As we look to 2023, there is much to reflect on. “Transitory inflation” has stuck around forcing central banks into emergency mode. The RBA has increased the cash rate by 300 bps this year and the Federal Reserve has increased the Fed Funds rate by 425 bps. This has sent the price of stocks and bonds falling. The ASX is down around 4 percent and has been as low as 13 percent while the S&P 500 is down around 20 percent.
So, for our first post in our series of charts of the month, it seems only natural to ask the question, “What next?”. Unveil exhibit A.
Still a way to go
This chart from Blackrock shows us that in historical terms we are still early in the current upward interest rate cycle for the US (the orange line).
The projected rate for the end of 2022 has now been realised, but compared to most other cycles there is still a long way to go in terms of both further hikes and the length of the cycle. Talk of rate cuts in the first half of next year are likely premature.
The yellow line depicted in the chart is an outlier in terms of its steepness and short length. This is the second upward interest rate cycle by Federal Reserve Chair Paul Volcker, which started in June 1980.
After taking the job in 1979 and failing to wrestle down inflation with his first spate of increases, Volcker went fast and hard in 1980. While this finally got inflation under control, it also helped push the US into a second recession in two years - the famous “double-dip” recession.
Unemployment remains low
A big contrast between the early 1980s and now is the labour market. The unemployment rate in the US and Australia was around 6 percent at the start of the 1980 recession and peaked above 10 percent in the 1981-82 recession (see chart below). Today, both countries have unemployment below 4 percent and the monthly job figures show little impact so far from the rise in interest rates. This also suggests that there is still some time to go before the RBA and Federal Reserve reaches the terminal rate in the current interest rate cycle.

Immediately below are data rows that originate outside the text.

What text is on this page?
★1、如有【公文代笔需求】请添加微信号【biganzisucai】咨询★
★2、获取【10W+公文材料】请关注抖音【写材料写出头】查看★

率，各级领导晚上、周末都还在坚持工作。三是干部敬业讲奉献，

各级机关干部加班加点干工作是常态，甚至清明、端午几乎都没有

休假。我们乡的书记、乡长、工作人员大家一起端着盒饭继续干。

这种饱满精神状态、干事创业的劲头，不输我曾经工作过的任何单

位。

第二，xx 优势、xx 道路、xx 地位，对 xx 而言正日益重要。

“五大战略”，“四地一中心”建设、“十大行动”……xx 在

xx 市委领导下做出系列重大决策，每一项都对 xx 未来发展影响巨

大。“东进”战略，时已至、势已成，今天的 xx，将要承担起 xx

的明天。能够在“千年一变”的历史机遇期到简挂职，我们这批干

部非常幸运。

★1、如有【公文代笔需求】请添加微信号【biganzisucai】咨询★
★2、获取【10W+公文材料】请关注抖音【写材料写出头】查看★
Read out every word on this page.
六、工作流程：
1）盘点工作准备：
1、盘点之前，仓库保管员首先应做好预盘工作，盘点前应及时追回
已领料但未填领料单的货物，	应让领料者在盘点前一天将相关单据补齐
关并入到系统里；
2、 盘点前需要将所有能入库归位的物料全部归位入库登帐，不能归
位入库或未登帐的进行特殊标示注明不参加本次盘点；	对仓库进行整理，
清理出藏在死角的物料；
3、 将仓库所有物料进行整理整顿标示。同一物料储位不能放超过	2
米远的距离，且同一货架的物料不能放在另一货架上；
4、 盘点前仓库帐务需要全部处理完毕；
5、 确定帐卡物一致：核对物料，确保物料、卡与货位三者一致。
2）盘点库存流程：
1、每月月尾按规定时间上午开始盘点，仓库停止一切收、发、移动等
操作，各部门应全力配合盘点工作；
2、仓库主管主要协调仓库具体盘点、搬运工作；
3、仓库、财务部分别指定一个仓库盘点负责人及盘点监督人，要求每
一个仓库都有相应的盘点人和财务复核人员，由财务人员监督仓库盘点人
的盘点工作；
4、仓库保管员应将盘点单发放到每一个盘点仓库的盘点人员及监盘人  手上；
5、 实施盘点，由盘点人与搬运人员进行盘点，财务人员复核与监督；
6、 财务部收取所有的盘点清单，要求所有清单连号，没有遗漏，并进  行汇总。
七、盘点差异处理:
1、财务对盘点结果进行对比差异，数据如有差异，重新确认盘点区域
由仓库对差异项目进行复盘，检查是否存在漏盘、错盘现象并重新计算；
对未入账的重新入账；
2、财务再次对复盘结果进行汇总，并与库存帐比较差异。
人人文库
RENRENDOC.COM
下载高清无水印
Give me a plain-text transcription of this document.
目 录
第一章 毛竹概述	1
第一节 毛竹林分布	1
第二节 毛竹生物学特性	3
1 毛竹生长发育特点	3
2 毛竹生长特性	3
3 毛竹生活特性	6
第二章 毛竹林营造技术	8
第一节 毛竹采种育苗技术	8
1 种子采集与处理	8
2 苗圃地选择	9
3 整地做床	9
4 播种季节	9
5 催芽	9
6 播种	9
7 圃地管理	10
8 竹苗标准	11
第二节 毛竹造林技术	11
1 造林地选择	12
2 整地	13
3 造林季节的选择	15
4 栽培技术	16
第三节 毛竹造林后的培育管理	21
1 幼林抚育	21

Misery and the Phillips curve
All this talk about inflation and unemployment has forced economists to dust off superstar charts of yesteryear like Okun’s Misery Index and the Phillips Curve.
The Phillips curve shows an inverse relationship between inflation and unemployment. The logic is that as demand and growth slow, inflation slows, and unemployment rises. The relationship also works in the reverse.
Today, many economists are citing the Phillips Curve to say that unemployment needs to increase more (i.e. the economy needs to slow more) before inflation will come down - “pain before gain”.
The Phillips curve was first published in 1958 by New Zealand economist A. W. Phillips. It remained popular throughout the 1960s and 1970s. However, in the late 1970s it ran into the problem of stagflation: high inflation and unemployment.
The 1970s stagflation was partly caused by the 1973-74 oil shocks, which pushed up inflation and hurt economic growth. It was exacerbated by run-away inflation expectations in the late 1970s and early 1980s. As workers and producers began to expect increasing inflation, they began to push for higher and higher wages and prices. This in turn fed into higher inflation and further impacted economic growth.
Stagflation is nicely captured by Okun’s Misery Index, which combines seasonally adjusted unemployment and inflation (YoY). It is called the Misery Index, because it shows when consumers struggle with high prices and high unemployment.
The chart below shows the Misery Index for Australia since 1979. The index has been rising since 2021 and while it is far from the stagflation of the 1970s, it has reached a 20-year high. How high will it go?
The only thing that the RBA hates more than inflation is stagflation. Recently, the RBA has been reassured by recent decreases in inflation expectation measures, but the national Wage Price Index (WPI) continues to climb (see chart below) and if the labour market remains tight, the WPI continues to climb, and inflation expectations show any signs of moving up, expect the RBA to use shock and awe with another large increase in interest rates.
“The Board remains resolute in its determination to return inflation to target and will do what is necessary to achieve that.” Philip Lowe, RBA Governor.
Every interest rate cycle is different. While past cycles are no indicator of future performance, when history is considered alongside the current low levels of unemployment, it does seem like the current interest cycle is going to go higher and longer than many people think. 1970s stagflation seems unlikely as central banks won’t be taken by surprise like they were in the 1970s. However, if inflation proves stubborn we could be in for a period next year of higher inflation and unemployment than we are used to. Trust the dismal science to forecast increased misery in 2023 during the Christmas season!